The construction of a stone castle in Niepołomice was started in the mid 14th century on the order of King Casimir the Great. It soon became the king’s favourite residence but its heyday came with the reign of Władysław Jagiełło. It was a meeting place of the royal council, a place where court judgments were passed and where royal hunts for foreign guests were held. In the mid-15th century Władysław III of Varna pledged the castle and until the end of 18th century it remained in the hands of the Czuryło, Branicki and Lubomirski families.
In 1506 Zygmunt Stary ordered the castle to be rebuilt. It received it present Renaissance shape under the reign of Zygmunt August. The Swedish invasion in the mid-17th century put an end to the golden age of the royal residence. In 1655 the Swedish troops sacked Niepołomice, destroyed the parish church and turned the severely damaged castle into a forage depot. After the partition of Poland in 1772 the castle fell under Austrian rule. The Austrians converted the castle into army barracks and removed part of the 2nd floor. In the interwar period and after World War 2 it was a public building. It housed council flats, a telephone exchange and even a hospital labour ward. In 1991 it became the property of Niepołomice municipality which financed its renovation.

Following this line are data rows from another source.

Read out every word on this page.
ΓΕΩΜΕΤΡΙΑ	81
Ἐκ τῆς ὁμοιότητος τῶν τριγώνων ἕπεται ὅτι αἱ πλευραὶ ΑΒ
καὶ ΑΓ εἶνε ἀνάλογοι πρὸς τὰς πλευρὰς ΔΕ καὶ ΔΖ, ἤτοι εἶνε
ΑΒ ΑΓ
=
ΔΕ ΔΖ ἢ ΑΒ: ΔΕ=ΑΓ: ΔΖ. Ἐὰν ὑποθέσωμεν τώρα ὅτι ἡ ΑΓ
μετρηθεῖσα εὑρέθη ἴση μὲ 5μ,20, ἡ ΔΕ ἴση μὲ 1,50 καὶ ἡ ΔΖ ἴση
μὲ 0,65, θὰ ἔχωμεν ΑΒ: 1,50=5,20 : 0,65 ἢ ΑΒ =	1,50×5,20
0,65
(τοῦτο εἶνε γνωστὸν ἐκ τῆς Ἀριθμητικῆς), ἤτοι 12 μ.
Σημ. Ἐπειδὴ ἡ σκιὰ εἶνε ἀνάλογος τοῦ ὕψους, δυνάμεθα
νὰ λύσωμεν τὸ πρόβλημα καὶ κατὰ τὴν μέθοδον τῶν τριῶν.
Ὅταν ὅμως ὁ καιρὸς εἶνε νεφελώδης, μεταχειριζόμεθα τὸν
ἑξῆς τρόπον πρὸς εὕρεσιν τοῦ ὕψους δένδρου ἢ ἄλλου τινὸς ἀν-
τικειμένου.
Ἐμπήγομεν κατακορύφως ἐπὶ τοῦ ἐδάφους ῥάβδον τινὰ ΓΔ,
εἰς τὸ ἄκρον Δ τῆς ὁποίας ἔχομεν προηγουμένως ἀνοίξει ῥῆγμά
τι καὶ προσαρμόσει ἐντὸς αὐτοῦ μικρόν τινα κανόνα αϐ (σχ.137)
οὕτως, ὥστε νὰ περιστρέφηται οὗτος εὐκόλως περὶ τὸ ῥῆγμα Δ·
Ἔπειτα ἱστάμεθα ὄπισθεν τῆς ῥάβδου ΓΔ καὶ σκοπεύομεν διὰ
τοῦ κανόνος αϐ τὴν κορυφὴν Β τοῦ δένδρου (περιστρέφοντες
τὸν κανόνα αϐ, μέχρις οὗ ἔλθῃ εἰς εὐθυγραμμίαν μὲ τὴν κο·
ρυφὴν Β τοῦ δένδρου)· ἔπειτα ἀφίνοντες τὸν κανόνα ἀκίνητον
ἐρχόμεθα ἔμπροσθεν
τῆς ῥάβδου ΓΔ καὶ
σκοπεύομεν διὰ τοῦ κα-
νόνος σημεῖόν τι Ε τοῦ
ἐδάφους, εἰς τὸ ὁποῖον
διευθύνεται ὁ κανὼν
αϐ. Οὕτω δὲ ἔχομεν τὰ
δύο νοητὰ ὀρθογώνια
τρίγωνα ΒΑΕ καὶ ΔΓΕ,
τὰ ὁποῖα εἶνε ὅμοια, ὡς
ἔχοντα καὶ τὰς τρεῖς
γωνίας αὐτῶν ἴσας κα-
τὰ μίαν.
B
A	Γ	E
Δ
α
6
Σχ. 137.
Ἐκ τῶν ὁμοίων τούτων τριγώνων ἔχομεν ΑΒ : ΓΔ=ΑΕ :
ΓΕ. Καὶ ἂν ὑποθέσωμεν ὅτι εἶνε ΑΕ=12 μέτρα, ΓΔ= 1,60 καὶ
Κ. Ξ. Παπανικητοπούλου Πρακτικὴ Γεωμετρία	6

The renovation work was very extensive and costly. Apart from cosmetic renovations, the whole structure of the building needed to be strengthened and dried. Beautiful Renaissance architectural details adorning the windows, rooms, entrance gate have all been painstakingly renovated. So has the flowery courtyard which still continues to amaze tourists and guests. Today the castle serves as a cultural and business centre. It is a venue for concerts, exhibitions, business conferences, weddings and banquets. In the attic there is a 3 star hotel with 24 rooms. The castle also houses the Lech Wałęsa Conference Centre.